Como se preparar realizar um trabalho envolvente com o aluno tem sido objeto de grandes preocupações de pessoas que pesquisam, estudam e acompanham o dia-a-dia de uma escola que acredita que o aluno precisa querer. Querer ser, querer ver, querer ouvir, querer aprender. O professor precisa acreditar-se capaz de transformar aulas engessadas, sistemáticas, enfadonhas e maçantes, sem gosto e sem entusiasmo, em atividades que fujam dos padrões impostos e que possam por si mesmas, despertar o interesse do aluno. Mesmo diante da difícil tarefa de apresentar algo tão motivador e instigante quanto os dispositivos eletrônicos, urge que se alcance o coração do aluno com uma proposta de mudança de procedimentos, posturas e paradigmas. Autorregulação, controle de seus atos, domínio de sua vontade, superação dos seus medos, erradicação de suas frustrações, podem representar a curva do aprender, a possibilidade do ensinar e a expectativa da ensinagem.

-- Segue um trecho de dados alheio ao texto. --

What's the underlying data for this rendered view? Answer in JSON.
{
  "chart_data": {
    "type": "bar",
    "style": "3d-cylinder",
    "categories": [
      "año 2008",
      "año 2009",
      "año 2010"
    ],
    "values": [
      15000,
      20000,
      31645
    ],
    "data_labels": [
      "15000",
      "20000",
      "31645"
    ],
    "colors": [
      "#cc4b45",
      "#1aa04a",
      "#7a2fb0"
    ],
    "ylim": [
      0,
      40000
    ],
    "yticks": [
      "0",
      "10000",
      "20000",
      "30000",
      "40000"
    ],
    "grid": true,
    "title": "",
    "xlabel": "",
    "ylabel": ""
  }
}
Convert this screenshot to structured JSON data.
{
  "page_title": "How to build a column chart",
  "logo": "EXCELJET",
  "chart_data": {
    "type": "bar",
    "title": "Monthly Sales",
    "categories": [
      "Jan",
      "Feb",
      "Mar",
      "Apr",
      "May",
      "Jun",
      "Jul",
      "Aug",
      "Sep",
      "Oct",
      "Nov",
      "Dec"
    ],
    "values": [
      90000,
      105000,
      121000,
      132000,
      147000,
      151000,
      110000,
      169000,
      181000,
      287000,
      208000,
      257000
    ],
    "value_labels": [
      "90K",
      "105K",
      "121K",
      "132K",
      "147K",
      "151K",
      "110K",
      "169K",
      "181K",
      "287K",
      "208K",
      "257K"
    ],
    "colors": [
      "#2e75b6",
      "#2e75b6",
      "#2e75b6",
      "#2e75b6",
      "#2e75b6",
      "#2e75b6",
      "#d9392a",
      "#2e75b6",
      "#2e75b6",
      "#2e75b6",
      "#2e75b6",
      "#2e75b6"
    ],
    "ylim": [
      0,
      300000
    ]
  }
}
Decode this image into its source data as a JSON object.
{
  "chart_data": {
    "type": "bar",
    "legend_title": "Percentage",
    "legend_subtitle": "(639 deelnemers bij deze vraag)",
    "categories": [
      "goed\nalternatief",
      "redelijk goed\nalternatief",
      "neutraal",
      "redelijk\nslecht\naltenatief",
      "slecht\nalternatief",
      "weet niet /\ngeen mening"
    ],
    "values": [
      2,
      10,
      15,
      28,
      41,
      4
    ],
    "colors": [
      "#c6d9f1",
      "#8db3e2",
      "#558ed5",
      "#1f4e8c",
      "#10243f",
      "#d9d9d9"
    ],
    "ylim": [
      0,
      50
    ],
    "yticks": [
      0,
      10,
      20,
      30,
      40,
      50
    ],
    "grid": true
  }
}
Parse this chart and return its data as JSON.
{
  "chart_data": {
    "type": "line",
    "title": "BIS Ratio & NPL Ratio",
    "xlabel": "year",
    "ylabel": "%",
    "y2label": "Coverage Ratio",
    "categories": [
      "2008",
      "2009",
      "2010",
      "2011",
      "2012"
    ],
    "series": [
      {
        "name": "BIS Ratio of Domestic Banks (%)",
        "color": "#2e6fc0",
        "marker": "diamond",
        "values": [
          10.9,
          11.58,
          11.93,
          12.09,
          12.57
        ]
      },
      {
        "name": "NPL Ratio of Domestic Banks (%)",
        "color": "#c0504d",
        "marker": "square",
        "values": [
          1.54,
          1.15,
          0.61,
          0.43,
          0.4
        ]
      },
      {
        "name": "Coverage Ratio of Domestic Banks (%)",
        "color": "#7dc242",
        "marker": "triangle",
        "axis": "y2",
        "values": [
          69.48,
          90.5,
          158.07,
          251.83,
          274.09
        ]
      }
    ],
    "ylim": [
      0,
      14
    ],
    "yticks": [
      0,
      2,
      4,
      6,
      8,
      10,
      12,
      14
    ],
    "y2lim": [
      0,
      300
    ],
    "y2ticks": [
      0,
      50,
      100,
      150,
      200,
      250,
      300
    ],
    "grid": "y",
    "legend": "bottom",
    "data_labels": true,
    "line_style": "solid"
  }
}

O aluno vai à escola porque alguém assim impôs. Para fugir do ócio, para fugir das drogas, para fugir das ruas e das más companhias. Para não ficar sozinho em casa, para ter merenda, para garantir o bolsa-família, para ser alguém na vida. Ser alguém. Conceito, por demais vago, quando não há um aprofundamento do que é ser alguém e que alguém se quer ser. Quando nos  perguntamos onde pretendemos chegar, estamos nos propondo a avançar, dialogar no sentido mais amplo da palavra, reconhecemos que esse processo só funciona se estivermos abertos ao novo e não fixados em nossos paradigmas e opiniões, muitas vezes enraizadas e alicerçadas em nossa alma, porém equivocados. Precisamos estabelecer diálogos que nos conduzam ao consenso. E o consensual é o convencional. Os sistemas de ensino sinalizam para conquistas, precisamos captar esses sinais que nos trazem possibilidades de entendimento entre o que se pretende ensinar, verificando sempre o porquê, o quando, o que e como ensinar. Vamos conseguir sim, uma resposta positiva que é o aprender. Ainda que tenhamos de refazer os caminhos de volta.

Façamos como o bambu chinês. Depois de plantada, sua semente passa um longo tempo “sem nascer”. Estaria a semente, biologicamente parada durante esses longos dias? Impossível! Ela está, de fato, crescendo mas para baixo da terra sulcando-a para fincar seus tentáculos, raízes das quais ela irá depender para sustentar sua imponente haste no futuro, pois sabe-se que o bambu chinês em sua vida adulta chega a atingir 30 metros de altura. Somente raízes profundas seriam capazes de sustenta-la. Com o ensino aprendizagem é assim. Ou se prepara o solo, (estado de espírito do aluno) para que ele receba todas e quaisquer informações de forma serena e equilibrada, sem vê-las como tarefa, carga, dever, teste, prova mas sim como uma oportunidade ímpar de abrir caminhos criar trilhas, firmar envolvimento estabelecer rotinas e criar meios de encadeamentos e somatórios que os conduzam a um outro estágio, plano, nível de conceitos, entendimento e aprendizado.

Crescemos enquanto seres humanos através do diálogo franco e aberto. Crescemos enquanto cidadãos através da troca de experiências, da busca e informações que possam contribuir para a melhoria da qualidade de vida em todos os sentidos. Por isso a leitura é caminho para se questionar, se verificar, e refletir, se permitir, se testar e se ver como agente do seu próprio tempo e produtor de sua história. Nesse processo, fazendo com que os outros nos descubram e nos ajudem a descobrirmo-nos mais e mais.